Anfang der 2000er Jahre ist Britney Spears die bestbezahlte Sängerin der Welt. Danach häufen sich berufliche und private Rückschläge. Wegen psychischer Probleme wird sie 2008 unter Zwangsvormundschaft ihres Vaters gestellt. Die will sie nun endlich beenden.

Popstar Britney Spears hat in einer Anhörung vor Gericht ein Ende der seit 2008 bestehenden Vormundschaft über ihre Person und ihre Finanzen gefordert. "Ich bin traumatisiert. Ich bin nicht glücklich, ich kann nicht schlafen.

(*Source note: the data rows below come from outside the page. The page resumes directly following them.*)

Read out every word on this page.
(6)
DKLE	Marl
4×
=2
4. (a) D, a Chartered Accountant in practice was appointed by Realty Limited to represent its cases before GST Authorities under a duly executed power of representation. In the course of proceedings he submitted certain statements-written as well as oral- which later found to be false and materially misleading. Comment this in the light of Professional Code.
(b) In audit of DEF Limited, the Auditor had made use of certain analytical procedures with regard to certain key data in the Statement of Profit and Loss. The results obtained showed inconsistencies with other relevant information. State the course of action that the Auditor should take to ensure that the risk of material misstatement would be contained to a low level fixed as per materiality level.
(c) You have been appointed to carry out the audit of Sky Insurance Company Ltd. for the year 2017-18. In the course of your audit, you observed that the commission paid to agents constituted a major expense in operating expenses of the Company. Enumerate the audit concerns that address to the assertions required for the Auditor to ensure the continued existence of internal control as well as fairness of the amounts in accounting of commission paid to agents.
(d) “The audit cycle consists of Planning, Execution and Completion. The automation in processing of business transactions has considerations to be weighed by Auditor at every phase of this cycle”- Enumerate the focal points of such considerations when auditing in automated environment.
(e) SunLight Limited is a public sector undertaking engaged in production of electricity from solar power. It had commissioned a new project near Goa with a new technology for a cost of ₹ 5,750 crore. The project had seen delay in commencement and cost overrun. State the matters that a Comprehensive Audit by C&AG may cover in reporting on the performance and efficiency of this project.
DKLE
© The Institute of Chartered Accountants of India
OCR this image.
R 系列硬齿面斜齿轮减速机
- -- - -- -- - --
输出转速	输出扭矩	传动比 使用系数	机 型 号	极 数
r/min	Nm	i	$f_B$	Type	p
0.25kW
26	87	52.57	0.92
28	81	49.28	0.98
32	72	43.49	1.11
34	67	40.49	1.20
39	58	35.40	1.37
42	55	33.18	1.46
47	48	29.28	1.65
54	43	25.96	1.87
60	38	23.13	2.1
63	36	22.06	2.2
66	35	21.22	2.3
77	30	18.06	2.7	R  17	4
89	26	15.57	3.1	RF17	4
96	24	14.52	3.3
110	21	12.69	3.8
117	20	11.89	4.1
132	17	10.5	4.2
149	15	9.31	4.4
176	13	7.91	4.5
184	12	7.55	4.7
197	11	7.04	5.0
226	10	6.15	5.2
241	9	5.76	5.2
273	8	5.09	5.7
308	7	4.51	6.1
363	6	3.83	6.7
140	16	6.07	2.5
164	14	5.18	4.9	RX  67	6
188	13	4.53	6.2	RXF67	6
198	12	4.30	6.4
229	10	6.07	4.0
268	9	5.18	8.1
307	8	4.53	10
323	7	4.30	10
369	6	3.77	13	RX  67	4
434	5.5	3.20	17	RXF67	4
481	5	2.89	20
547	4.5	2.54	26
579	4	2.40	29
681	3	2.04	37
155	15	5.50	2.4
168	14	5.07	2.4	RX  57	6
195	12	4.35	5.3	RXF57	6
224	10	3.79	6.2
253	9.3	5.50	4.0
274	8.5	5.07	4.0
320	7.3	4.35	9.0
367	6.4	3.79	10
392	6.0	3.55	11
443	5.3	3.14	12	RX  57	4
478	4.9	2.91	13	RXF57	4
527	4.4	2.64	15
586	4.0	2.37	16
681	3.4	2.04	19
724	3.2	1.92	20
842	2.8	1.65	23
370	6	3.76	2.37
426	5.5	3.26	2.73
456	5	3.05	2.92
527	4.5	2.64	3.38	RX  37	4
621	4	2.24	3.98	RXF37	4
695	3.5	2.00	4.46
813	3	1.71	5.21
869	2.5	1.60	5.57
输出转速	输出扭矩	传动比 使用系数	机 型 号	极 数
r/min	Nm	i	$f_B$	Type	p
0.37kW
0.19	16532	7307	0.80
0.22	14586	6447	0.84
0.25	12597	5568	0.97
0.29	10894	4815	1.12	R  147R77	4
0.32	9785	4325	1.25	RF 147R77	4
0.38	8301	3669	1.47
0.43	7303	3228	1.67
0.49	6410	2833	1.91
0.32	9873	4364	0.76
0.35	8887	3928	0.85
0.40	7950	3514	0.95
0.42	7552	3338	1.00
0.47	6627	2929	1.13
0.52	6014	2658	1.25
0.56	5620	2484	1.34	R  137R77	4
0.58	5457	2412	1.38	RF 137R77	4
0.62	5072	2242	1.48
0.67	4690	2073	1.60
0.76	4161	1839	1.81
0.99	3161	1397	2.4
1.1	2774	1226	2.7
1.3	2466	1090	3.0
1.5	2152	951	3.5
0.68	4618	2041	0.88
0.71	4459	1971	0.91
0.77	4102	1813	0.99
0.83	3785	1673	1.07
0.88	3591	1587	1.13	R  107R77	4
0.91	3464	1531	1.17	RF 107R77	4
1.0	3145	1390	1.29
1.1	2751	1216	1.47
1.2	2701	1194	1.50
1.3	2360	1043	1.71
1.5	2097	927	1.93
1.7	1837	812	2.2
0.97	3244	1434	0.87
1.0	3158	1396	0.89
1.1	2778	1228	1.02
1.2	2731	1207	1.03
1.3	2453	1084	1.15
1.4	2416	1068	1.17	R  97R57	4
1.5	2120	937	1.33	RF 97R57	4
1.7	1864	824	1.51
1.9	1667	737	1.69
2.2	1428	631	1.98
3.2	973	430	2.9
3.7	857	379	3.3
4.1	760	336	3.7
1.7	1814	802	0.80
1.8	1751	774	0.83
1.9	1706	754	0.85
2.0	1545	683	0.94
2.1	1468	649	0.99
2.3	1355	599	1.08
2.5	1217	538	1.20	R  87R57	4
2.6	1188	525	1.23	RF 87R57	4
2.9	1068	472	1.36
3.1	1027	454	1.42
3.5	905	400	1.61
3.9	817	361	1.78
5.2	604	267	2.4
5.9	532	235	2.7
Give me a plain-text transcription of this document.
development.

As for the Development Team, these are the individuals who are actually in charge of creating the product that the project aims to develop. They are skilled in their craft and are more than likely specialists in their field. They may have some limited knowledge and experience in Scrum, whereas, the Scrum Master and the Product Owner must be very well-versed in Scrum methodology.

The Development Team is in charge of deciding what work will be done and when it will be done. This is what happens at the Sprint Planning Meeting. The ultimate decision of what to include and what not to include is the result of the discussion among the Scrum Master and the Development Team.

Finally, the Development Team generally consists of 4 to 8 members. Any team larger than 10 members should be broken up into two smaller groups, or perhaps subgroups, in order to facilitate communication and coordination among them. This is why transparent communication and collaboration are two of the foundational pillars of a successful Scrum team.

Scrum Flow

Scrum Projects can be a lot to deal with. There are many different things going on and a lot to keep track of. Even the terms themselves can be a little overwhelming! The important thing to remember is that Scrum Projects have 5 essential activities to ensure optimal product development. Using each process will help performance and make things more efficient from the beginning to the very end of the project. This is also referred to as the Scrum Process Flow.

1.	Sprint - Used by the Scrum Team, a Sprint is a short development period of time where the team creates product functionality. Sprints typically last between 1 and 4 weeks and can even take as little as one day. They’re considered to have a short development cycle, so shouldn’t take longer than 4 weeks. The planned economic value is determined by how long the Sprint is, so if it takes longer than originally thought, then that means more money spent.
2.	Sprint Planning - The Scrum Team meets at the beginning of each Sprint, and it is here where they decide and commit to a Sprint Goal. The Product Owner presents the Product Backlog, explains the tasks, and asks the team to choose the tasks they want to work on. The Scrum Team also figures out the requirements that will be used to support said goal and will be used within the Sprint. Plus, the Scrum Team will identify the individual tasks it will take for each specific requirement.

Ich bin so wütend", sagte die Sängerin am Mittwoch in einer virtuellen Schalte, wie der US-Sender CNN und andere Medien berichteten. Die 39-jährige erklärte weiter, sie fühle sich von ihrer Familie und von Managern ausgenutzt. Sie werde von allen kontrolliert und könne selbst nicht über ihr Leben bestimmen. "Ich will nur mein Leben zurück. Das waren 13 Jahre und es ist genug", sagte Spears in der 20-minütigen Stellungnahme.

Zu der Anhörung vor Richterin Brenda Penny in Los Angeles waren unter anderem Spears' geschiedene Eltern, Jamie und Lynne Spears, sowie ihr Anwalt zugeschaltet. Im April hatte die Sängerin, die 1999 mit "Baby One More Time" weltbekannt wurde, die Anhörung beantragt.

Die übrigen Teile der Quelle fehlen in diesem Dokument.